DCE Cassandra 3.9 slow secondary index creation during joining existing cluster

380 Views Asked by At

We have cassandra cluster with 32 nodes, average node size is about 1TB. Node configuration 1xIntel Xeon E3-1271v3, 32GB ram, 2x3TB HDD. We have one DB with some small tables and one big table, that holds is about 90-95% of total cluster size.

I try to add additional nodes to this cluster, but suddenly find out, that adding one node to existing cluster take is about 13-14 days for joining to cluster. Build secondary indexes take most of this time and all this time i see that all compactor threads take all available CPU.

I have changed cassandra config to extends limits:

  • concurrent_compactors: 4
  • compaction_throughput_mb_per_sec: 0

Cassandra full config

Schema

Is about 1 year ago we also add new nodes to this cluster and extend it from 16 nodes to 32 nodes cluster, average node size was 1TB before cluster extends. Cassandra version was 2.1. One node joining time was 1-1.5days.

So the question how can we speed up this process ? Did we miss something ?

Thanks.

1

There are 1 best solutions below

0
On

This one is a bit longer so I can't put it into comment ... sorry.

I know that this sounds a bit strange, especially for a later stage of your project, but the thing is with the indexes the situation won't get any better over time. I would strongly recommend to start making your own tables instead of just putting index on following stuff. Depending on how often the data is accessed you can use "inverted indexes".

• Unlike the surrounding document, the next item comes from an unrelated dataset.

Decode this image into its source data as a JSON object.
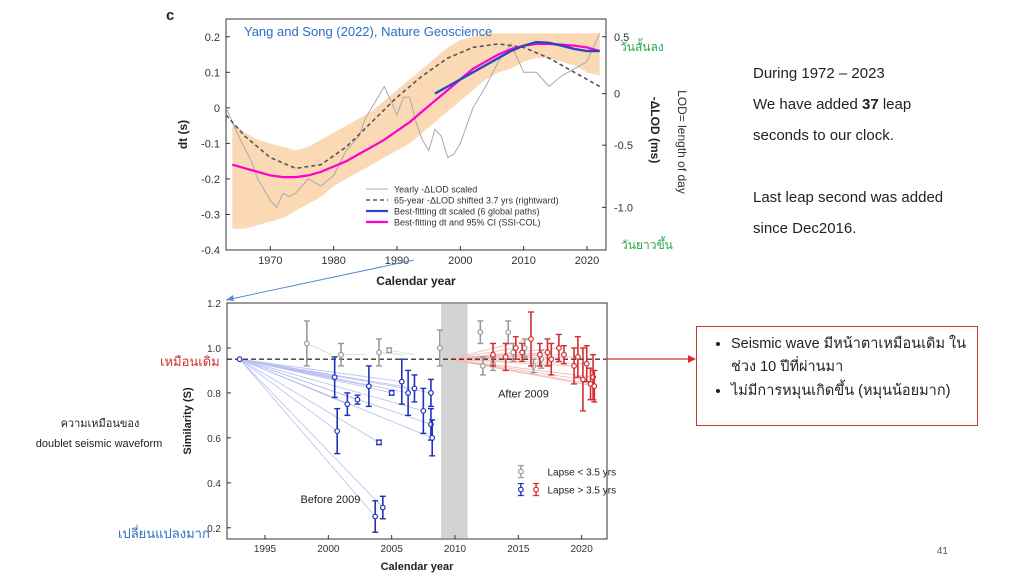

CREATE INDEX links_by_author_url_idx ON keyspace.links_by_author (url);


CREATE INDEX docs_url_idx ON keyspace.docs (url);


CREATE INDEX om_master_object_id_idx ON keyspace.om (master_object_id);


CREATE INDEX actions_pday_idx ON keyspace.actions (pday);


CREATE INDEX authors_yauid_idx ON keyspace.authors (yauid);

CREATE INDEX authors_login_lr_idx ON keyspace.authors (login_lr);

CREATE INDEX authors_login_idx ON keyspace.authors (login);

CREATE INDEX authors_email_idx ON keyspace.authors (email);

CREATE INDEX authors_name_idx ON keyspace.authors (name);

Basically every index that you have here enables you to "search" over base entities to find them by some condition. Most of the conditions are actually pretty narrow which is a good news. But the thing is the indexes will become massive (already did), especially on docs and authors. But I guess doc's is more problematic.

You should consider making separate tables for this. Every index that you create will be there on every node in the cluster and in the end you will hold far more data than you really need too because under the hood data is multiplied per node. When you add replication factor to this system is using a lot of space without you even being aware.

The problem with joining nodes is that when they receive new data all the data in the cluster needs to be rebuilt ... for every single node in the cluster and this is costing you a lot of time. So basically you loose all the benefits of "easy node joining" that cassandra has.

Now you might think that space will become problem when you write the data into your new schema that is denormalized ....

If space is the problem you can use a technique called inverted indexes where you just put the id of the information into the search table and then you make second load in the main table. I used this on some project where space was the issue but since you have all the main stuff indexed space will probably not be a problem because you are already using a lot more than you think. (my bet would be that you will also probably save significantly on space)

Anyway all the indexes should become tables ... if consistency is problem, use batches (don't use materialized views yet because you might loose data).

My honest tip is that you stay away from indexes. I know it's hell to refactor this plus it's hard to get the time to refactor :( But I think it should be manageable.